It would be helpful to have a tarfile iterator that does not cache every archive member encountered. This makes it nearly impossible to iterate over an archive with millions of files.
I assume you're using Python 2.x. because tarfile's memory footprint was significantly reduced in Python 3.0, see the patch in and r62337. This patch was not backported to the 2.x branch back then. As the 2.x branch has been closed for new features, this is not going to happen in the future.

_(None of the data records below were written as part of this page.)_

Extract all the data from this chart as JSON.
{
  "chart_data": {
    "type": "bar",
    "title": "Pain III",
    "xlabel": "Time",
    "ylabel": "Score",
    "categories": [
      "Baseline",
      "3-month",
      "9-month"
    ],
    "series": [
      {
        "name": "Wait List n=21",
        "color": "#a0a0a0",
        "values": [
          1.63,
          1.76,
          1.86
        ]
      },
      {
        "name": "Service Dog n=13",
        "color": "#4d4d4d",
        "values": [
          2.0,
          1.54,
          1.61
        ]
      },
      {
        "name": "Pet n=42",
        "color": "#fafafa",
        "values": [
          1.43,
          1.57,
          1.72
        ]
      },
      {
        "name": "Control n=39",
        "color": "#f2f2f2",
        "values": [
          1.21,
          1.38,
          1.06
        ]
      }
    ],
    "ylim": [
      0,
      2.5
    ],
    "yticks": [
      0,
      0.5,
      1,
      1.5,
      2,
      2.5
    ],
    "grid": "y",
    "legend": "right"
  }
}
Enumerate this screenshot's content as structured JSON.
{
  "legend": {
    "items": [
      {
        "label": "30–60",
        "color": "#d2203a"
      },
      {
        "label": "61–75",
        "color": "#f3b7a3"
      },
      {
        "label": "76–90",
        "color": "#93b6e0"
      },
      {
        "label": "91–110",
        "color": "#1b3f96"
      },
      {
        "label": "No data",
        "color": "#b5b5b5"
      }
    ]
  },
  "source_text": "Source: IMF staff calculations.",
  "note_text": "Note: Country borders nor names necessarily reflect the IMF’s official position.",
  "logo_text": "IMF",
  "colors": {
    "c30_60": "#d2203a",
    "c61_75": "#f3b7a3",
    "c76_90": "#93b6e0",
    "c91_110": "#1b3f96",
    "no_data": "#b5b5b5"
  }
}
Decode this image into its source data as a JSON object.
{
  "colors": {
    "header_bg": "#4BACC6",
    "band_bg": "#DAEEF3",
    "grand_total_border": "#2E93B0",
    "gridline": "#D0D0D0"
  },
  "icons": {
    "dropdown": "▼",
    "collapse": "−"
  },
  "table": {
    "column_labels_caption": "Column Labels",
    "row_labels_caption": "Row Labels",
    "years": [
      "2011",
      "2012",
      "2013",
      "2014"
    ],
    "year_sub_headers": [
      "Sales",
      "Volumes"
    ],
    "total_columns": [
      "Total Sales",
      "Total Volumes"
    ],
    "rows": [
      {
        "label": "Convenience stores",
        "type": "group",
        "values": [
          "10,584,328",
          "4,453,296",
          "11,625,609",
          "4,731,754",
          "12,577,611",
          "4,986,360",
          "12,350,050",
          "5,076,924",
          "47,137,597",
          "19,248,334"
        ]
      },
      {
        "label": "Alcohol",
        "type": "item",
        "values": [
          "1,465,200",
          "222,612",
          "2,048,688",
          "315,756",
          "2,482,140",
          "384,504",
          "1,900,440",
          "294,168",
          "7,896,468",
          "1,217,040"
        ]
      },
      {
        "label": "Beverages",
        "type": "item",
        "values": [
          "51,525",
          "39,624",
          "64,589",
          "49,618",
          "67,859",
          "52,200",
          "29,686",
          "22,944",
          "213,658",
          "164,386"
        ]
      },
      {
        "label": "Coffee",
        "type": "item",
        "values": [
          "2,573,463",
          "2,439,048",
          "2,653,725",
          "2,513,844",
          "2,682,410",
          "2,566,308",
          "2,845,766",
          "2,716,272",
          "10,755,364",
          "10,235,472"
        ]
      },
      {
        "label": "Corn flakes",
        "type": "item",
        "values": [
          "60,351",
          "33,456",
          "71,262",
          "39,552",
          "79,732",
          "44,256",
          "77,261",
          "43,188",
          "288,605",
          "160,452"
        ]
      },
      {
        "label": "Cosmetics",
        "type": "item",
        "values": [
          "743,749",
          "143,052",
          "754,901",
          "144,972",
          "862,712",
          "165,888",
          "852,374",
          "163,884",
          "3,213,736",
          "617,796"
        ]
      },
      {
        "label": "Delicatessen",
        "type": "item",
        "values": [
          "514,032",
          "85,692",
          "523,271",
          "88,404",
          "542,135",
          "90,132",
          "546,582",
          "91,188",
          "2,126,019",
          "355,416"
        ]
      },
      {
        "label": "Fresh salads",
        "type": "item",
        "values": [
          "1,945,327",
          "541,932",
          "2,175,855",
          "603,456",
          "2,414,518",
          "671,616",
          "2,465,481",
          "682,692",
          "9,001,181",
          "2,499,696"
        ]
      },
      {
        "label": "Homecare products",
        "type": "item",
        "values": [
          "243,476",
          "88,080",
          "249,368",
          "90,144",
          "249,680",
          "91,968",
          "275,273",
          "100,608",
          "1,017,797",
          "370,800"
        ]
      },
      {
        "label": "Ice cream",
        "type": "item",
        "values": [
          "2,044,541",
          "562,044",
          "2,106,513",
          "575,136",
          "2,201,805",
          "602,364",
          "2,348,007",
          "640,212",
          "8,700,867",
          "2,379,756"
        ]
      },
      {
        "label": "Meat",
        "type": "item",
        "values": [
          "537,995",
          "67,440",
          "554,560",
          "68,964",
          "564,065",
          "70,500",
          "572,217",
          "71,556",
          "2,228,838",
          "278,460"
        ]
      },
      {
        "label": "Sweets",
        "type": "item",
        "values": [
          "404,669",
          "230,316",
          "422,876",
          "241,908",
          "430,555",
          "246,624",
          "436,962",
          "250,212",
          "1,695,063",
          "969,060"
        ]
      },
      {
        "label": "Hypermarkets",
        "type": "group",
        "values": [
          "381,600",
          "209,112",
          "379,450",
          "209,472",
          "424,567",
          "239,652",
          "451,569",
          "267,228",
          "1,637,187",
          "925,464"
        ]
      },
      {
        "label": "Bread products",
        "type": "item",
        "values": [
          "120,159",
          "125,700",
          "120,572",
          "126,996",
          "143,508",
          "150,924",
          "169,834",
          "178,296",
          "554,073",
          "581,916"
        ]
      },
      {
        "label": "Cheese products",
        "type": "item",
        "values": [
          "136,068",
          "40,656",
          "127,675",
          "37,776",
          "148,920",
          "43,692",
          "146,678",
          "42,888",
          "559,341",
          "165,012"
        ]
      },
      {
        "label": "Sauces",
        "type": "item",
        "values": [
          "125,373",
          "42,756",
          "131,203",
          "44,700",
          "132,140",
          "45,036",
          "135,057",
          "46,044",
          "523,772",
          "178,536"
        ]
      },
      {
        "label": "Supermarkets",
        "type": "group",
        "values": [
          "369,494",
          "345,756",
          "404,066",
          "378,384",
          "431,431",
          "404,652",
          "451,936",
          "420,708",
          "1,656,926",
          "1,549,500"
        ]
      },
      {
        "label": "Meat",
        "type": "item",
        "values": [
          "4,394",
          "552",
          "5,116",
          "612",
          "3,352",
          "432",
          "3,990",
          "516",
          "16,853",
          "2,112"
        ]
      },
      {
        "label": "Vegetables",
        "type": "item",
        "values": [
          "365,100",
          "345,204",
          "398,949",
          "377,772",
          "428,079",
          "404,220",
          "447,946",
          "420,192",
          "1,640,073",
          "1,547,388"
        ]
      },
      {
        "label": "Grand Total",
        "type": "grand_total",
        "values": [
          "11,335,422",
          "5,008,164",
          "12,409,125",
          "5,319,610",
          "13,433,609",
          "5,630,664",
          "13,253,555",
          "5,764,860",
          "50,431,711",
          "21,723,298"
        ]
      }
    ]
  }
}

Yes, I'm on 2.6. I checked the Python 3.x tarfile just for this one line in TarFile.next(): self.members.append(tarinfo) to conclude it would have the same problem. Reducing 2.5gb memory usage as measured in my particular case by 60%, still leaves 1.5gb ram burned which is too much on a 32-bit 2gb ram machine. My solution was to comment out that line which worked perfectly for my case but may not be the solution for the module.
There is no trivial or backwards-compatible solution to this problem. The way it is now, there is no alternative to storing all TarInfo objects: there is no central table of contents in an archive we could use, so we must create our own. In other words, tarfile does not "burn" memory without a reason. The problem you encounter is somehow a corner case, fortunately with a simple workaround: for tarinfo in tar: ... tar.members = [] There are two things that I will clearly refuse to do. One thing is to add yet another option to the TarFile class to switch off caching as this would make many TarFile methods dysfunctional without the user knowing why. The other thing is to add an extra non-caching Iterator class. Sorry, that I have nothing more to offer. Maybe, someone else comes up with a brilliant idea.